Watermark length. How late an event can be and still land in the live bucket. Short = fresher numbers, more events lost to the side table. Long = slower close, more memory in the stream processor.

Reprocessing window. How far back you accept revisions. 7 days is reasonable for most teams. 1 day is too short for offline users. 30 days is too long for “stable” numbers.

Drop policy. What you do with events later than the reprocessing window. Drop and log, or hold for human review.

There is no objectively right answer. There is only a written policy you can defend. Pick the numbers based on data you actually have. The 99th-percentile delay from the last 30 days tells you whether your policy is even close to reality. If you have never measured this, do it before you tune anything.

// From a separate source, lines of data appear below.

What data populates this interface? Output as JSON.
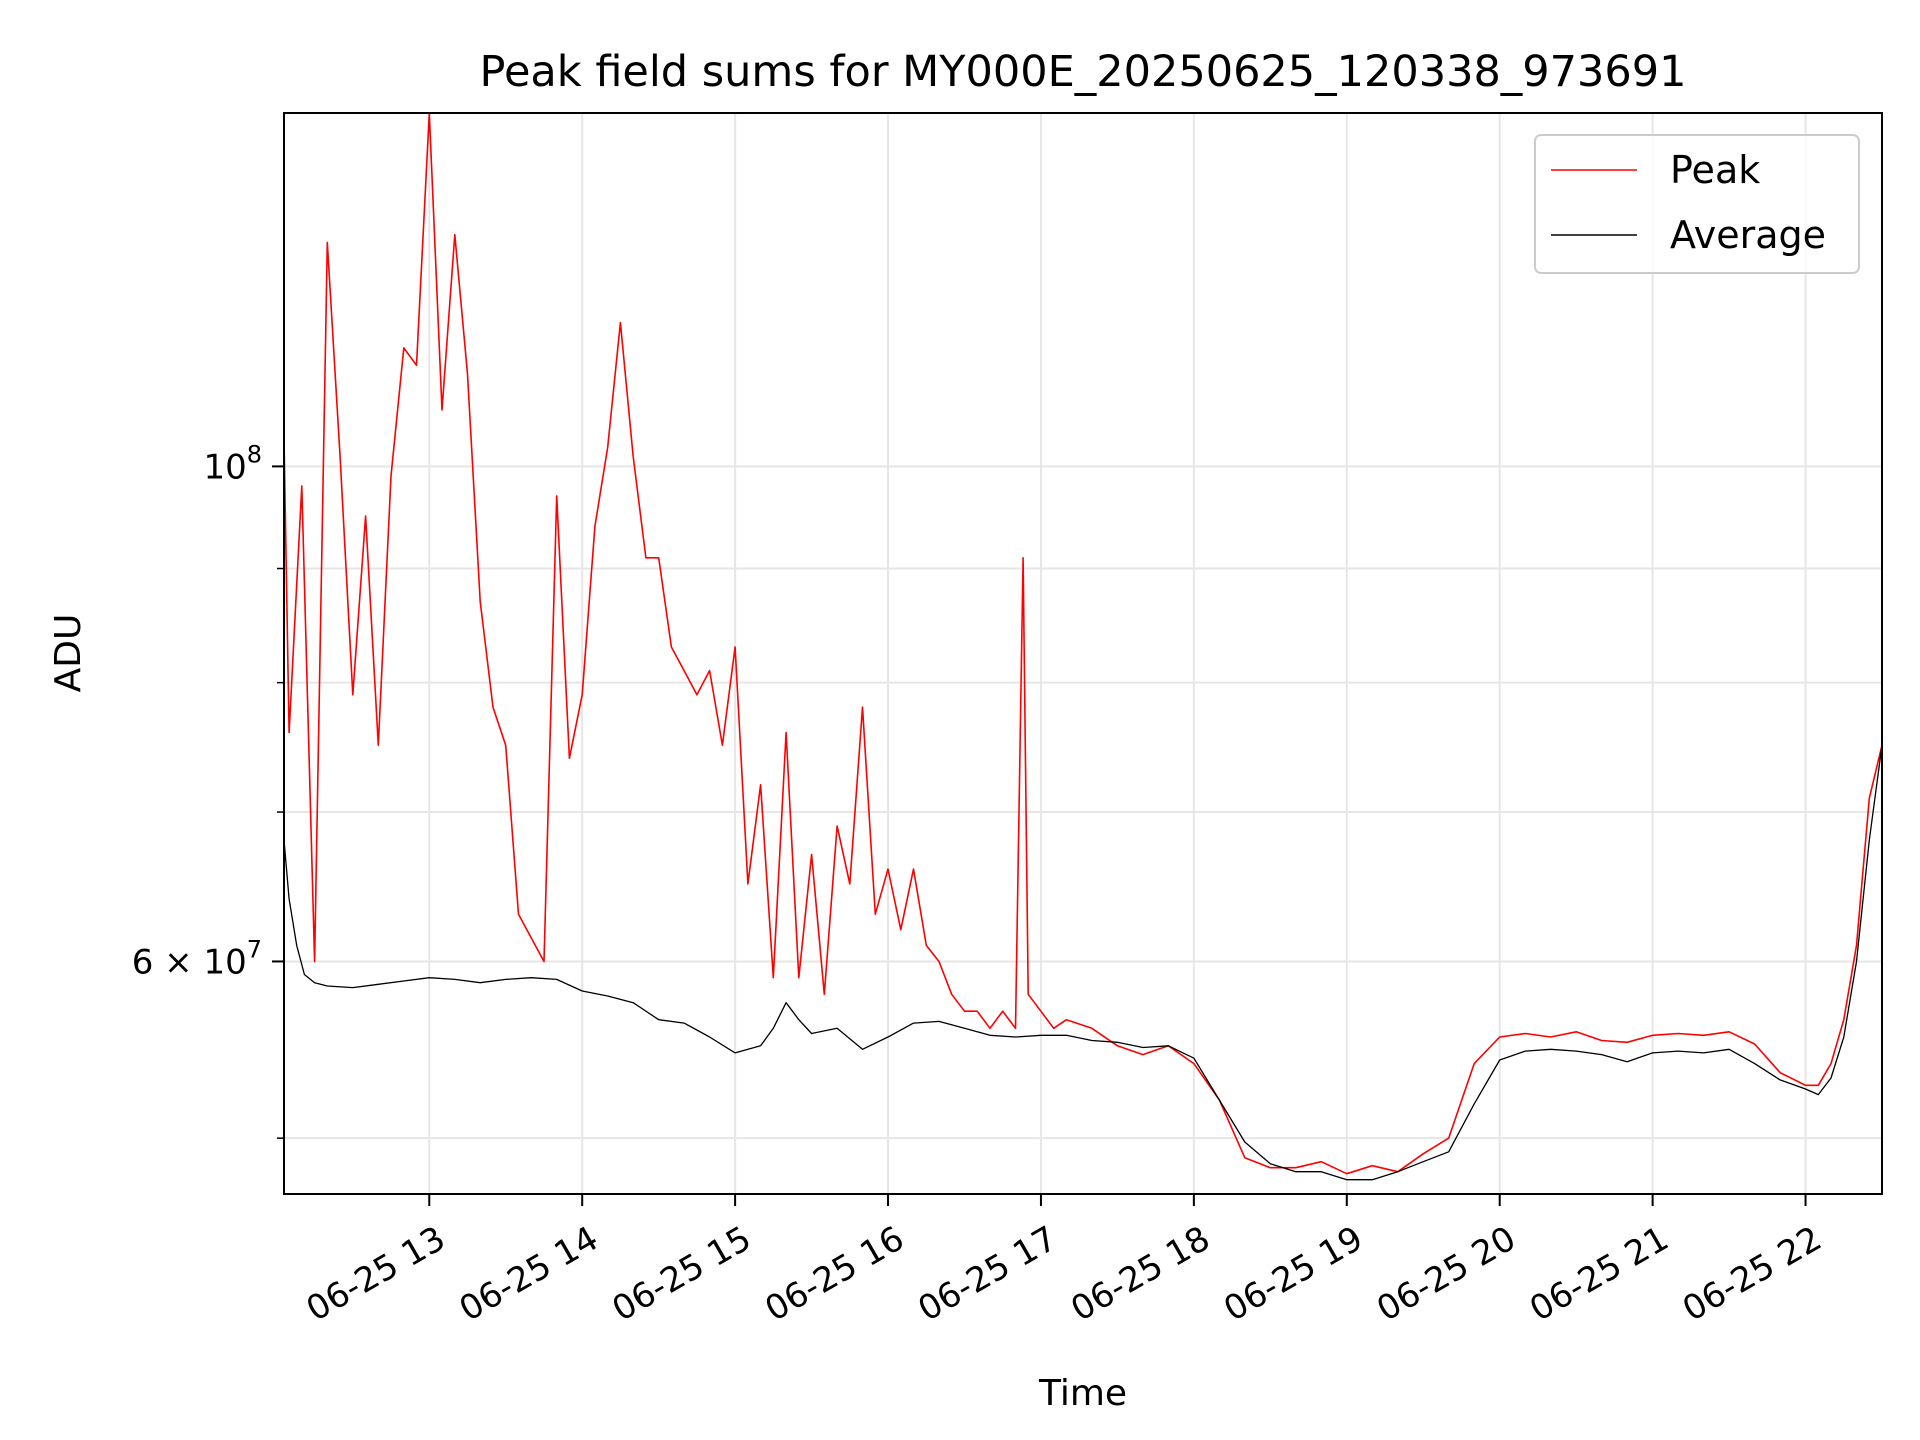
{
  "chart_data": {
    "type": "line",
    "title": "Peak field sums for MY000E_20250625_120338_973691",
    "xlabel": "Time",
    "ylabel": "ADU",
    "y_scale": "log",
    "ylim": [
      47200000,
      144000000
    ],
    "xlim": [
      "2025-06-25 12:03",
      "2025-06-25 22:30"
    ],
    "x_ticks": [
      "06-25 13",
      "06-25 14",
      "06-25 15",
      "06-25 16",
      "06-25 17",
      "06-25 18",
      "06-25 19",
      "06-25 20",
      "06-25 21",
      "06-25 22"
    ],
    "y_ticks": [
      {
        "value": 100000000,
        "base": "10",
        "exp": "8"
      },
      {
        "value": 60000000,
        "base": "6 × 10",
        "exp": "7"
      }
    ],
    "y_minor_ticks": [
      50000000,
      70000000,
      80000000,
      90000000
    ],
    "grid": true,
    "legend_position": "top-right",
    "series": [
      {
        "name": "Peak",
        "color": "#ff0000",
        "x": [
          "2025-06-25 12:03",
          "2025-06-25 12:05",
          "2025-06-25 12:10",
          "2025-06-25 12:15",
          "2025-06-25 12:20",
          "2025-06-25 12:25",
          "2025-06-25 12:30",
          "2025-06-25 12:35",
          "2025-06-25 12:40",
          "2025-06-25 12:45",
          "2025-06-25 12:50",
          "2025-06-25 12:55",
          "2025-06-25 13:00",
          "2025-06-25 13:05",
          "2025-06-25 13:10",
          "2025-06-25 13:15",
          "2025-06-25 13:20",
          "2025-06-25 13:25",
          "2025-06-25 13:30",
          "2025-06-25 13:35",
          "2025-06-25 13:45",
          "2025-06-25 13:50",
          "2025-06-25 13:55",
          "2025-06-25 14:00",
          "2025-06-25 14:05",
          "2025-06-25 14:10",
          "2025-06-25 14:15",
          "2025-06-25 14:20",
          "2025-06-25 14:25",
          "2025-06-25 14:30",
          "2025-06-25 14:35",
          "2025-06-25 14:40",
          "2025-06-25 14:45",
          "2025-06-25 14:50",
          "2025-06-25 14:55",
          "2025-06-25 15:00",
          "2025-06-25 15:05",
          "2025-06-25 15:10",
          "2025-06-25 15:15",
          "2025-06-25 15:20",
          "2025-06-25 15:25",
          "2025-06-25 15:30",
          "2025-06-25 15:35",
          "2025-06-25 15:40",
          "2025-06-25 15:45",
          "2025-06-25 15:50",
          "2025-06-25 15:55",
          "2025-06-25 16:00",
          "2025-06-25 16:05",
          "2025-06-25 16:10",
          "2025-06-25 16:15",
          "2025-06-25 16:20",
          "2025-06-25 16:25",
          "2025-06-25 16:30",
          "2025-06-25 16:35",
          "2025-06-25 16:40",
          "2025-06-25 16:45",
          "2025-06-25 16:50",
          "2025-06-25 16:53",
          "2025-06-25 16:55",
          "2025-06-25 17:00",
          "2025-06-25 17:05",
          "2025-06-25 17:10",
          "2025-06-25 17:20",
          "2025-06-25 17:30",
          "2025-06-25 17:40",
          "2025-06-25 17:50",
          "2025-06-25 18:00",
          "2025-06-25 18:10",
          "2025-06-25 18:20",
          "2025-06-25 18:30",
          "2025-06-25 18:40",
          "2025-06-25 18:50",
          "2025-06-25 19:00",
          "2025-06-25 19:10",
          "2025-06-25 19:20",
          "2025-06-25 19:30",
          "2025-06-25 19:40",
          "2025-06-25 19:50",
          "2025-06-25 20:00",
          "2025-06-25 20:10",
          "2025-06-25 20:20",
          "2025-06-25 20:30",
          "2025-06-25 20:40",
          "2025-06-25 20:50",
          "2025-06-25 21:00",
          "2025-06-25 21:10",
          "2025-06-25 21:20",
          "2025-06-25 21:30",
          "2025-06-25 21:40",
          "2025-06-25 21:50",
          "2025-06-25 22:00",
          "2025-06-25 22:05",
          "2025-06-25 22:10",
          "2025-06-25 22:15",
          "2025-06-25 22:20",
          "2025-06-25 22:25",
          "2025-06-25 22:30"
        ],
        "y": [
          103000000,
          76000000,
          98000000,
          60000000,
          126000000,
          101000000,
          79000000,
          95000000,
          75000000,
          99000000,
          113000000,
          111000000,
          144000000,
          106000000,
          127000000,
          110000000,
          87000000,
          78000000,
          75000000,
          63000000,
          60000000,
          97000000,
          74000000,
          79000000,
          94000000,
          102000000,
          116000000,
          101000000,
          91000000,
          91000000,
          83000000,
          81000000,
          79000000,
          81000000,
          75000000,
          83000000,
          65000000,
          72000000,
          59000000,
          76000000,
          59000000,
          67000000,
          58000000,
          69000000,
          65000000,
          78000000,
          63000000,
          66000000,
          62000000,
          66000000,
          61000000,
          60000000,
          58000000,
          57000000,
          57000000,
          56000000,
          57000000,
          56000000,
          91000000,
          58000000,
          57000000,
          56000000,
          56500000,
          56000000,
          55000000,
          54500000,
          55000000,
          54000000,
          52000000,
          49000000,
          48500000,
          48500000,
          48800000,
          48200000,
          48600000,
          48300000,
          49200000,
          50000000,
          54000000,
          55500000,
          55700000,
          55500000,
          55800000,
          55300000,
          55200000,
          55600000,
          55700000,
          55600000,
          55800000,
          55100000,
          53500000,
          52800000,
          52800000,
          54000000,
          56500000,
          61000000,
          71000000,
          75000000
        ]
      },
      {
        "name": "Average",
        "color": "#000000",
        "x": [
          "2025-06-25 12:03",
          "2025-06-25 12:05",
          "2025-06-25 12:08",
          "2025-06-25 12:11",
          "2025-06-25 12:15",
          "2025-06-25 12:20",
          "2025-06-25 12:30",
          "2025-06-25 12:40",
          "2025-06-25 12:50",
          "2025-06-25 13:00",
          "2025-06-25 13:10",
          "2025-06-25 13:20",
          "2025-06-25 13:30",
          "2025-06-25 13:40",
          "2025-06-25 13:50",
          "2025-06-25 14:00",
          "2025-06-25 14:10",
          "2025-06-25 14:20",
          "2025-06-25 14:30",
          "2025-06-25 14:40",
          "2025-06-25 14:50",
          "2025-06-25 15:00",
          "2025-06-25 15:10",
          "2025-06-25 15:15",
          "2025-06-25 15:20",
          "2025-06-25 15:25",
          "2025-06-25 15:30",
          "2025-06-25 15:40",
          "2025-06-25 15:50",
          "2025-06-25 16:00",
          "2025-06-25 16:10",
          "2025-06-25 16:20",
          "2025-06-25 16:30",
          "2025-06-25 16:40",
          "2025-06-25 16:50",
          "2025-06-25 17:00",
          "2025-06-25 17:10",
          "2025-06-25 17:20",
          "2025-06-25 17:30",
          "2025-06-25 17:40",
          "2025-06-25 17:50",
          "2025-06-25 18:00",
          "2025-06-25 18:10",
          "2025-06-25 18:20",
          "2025-06-25 18:30",
          "2025-06-25 18:40",
          "2025-06-25 18:50",
          "2025-06-25 19:00",
          "2025-06-25 19:10",
          "2025-06-25 19:20",
          "2025-06-25 19:30",
          "2025-06-25 19:40",
          "2025-06-25 19:50",
          "2025-06-25 20:00",
          "2025-06-25 20:10",
          "2025-06-25 20:20",
          "2025-06-25 20:30",
          "2025-06-25 20:40",
          "2025-06-25 20:50",
          "2025-06-25 21:00",
          "2025-06-25 21:10",
          "2025-06-25 21:20",
          "2025-06-25 21:30",
          "2025-06-25 21:40",
          "2025-06-25 21:50",
          "2025-06-25 22:00",
          "2025-06-25 22:05",
          "2025-06-25 22:10",
          "2025-06-25 22:15",
          "2025-06-25 22:20",
          "2025-06-25 22:25",
          "2025-06-25 22:30"
        ],
        "y": [
          68000000,
          64000000,
          61000000,
          59200000,
          58700000,
          58500000,
          58400000,
          58600000,
          58800000,
          59000000,
          58900000,
          58700000,
          58900000,
          59000000,
          58900000,
          58200000,
          57900000,
          57500000,
          56500000,
          56300000,
          55500000,
          54600000,
          55000000,
          56000000,
          57500000,
          56500000,
          55700000,
          56000000,
          54800000,
          55500000,
          56300000,
          56400000,
          56000000,
          55600000,
          55500000,
          55600000,
          55600000,
          55300000,
          55200000,
          54900000,
          55000000,
          54300000,
          52000000,
          49800000,
          48700000,
          48300000,
          48300000,
          47900000,
          47900000,
          48300000,
          48800000,
          49300000,
          51800000,
          54200000,
          54700000,
          54800000,
          54700000,
          54500000,
          54100000,
          54600000,
          54700000,
          54600000,
          54800000,
          54000000,
          53100000,
          52600000,
          52300000,
          53200000,
          55500000,
          60000000,
          68000000,
          75000000
        ]
      }
    ]
  }
}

Two weeks from now, walked through

Different customer, different problem. They go offline for two days. 18,000 events arrive late for Thursday afternoon.

The events land in _late_events. Friday morning, the daily check runs.
It sees 18,000 late events for Thursday 12-16, above your threshold of, say, 5,000.
The recompute job runs. Thursday aggregates update. Sunday rollup will pick them up on its next run because it filters on MAX(updated_at).
Slack message at 06:45: “Thursday 12-16 revenue revised up by 0.3%.”
Dashboard shows a small “revised Fri 06:45” badge over that range.

No fire drill. No PM ping. The system handled the revision the same way it handles a normal close.

Things people get wrong

Grouping by processing time. “Events seen at 14:00” changes with system load and means nothing. Always group by event time.
Allowed lateness of 7 days. The stream processor holds state for everything for a week. Memory blows up. The OOM finds you on Monday.
Silently dropping late events. Analysts notice the discrepancy in raw queries and lose trust in the aggregates.
Non-idempotent recompute. Two runs give two different totals. That is the worst kind of bug.
No revision notification. The number quietly changes overnight. The PM who screenshotted yesterday’s number is now wrong without knowing.

Take-home

Buckets close on a watermark. Late events land in a side table on purpose. A scheduled job recomputes the affected windows, replaces rows idempotently, and tells consumers their numbers were revised. Late data is not an emergency. It is a planned event.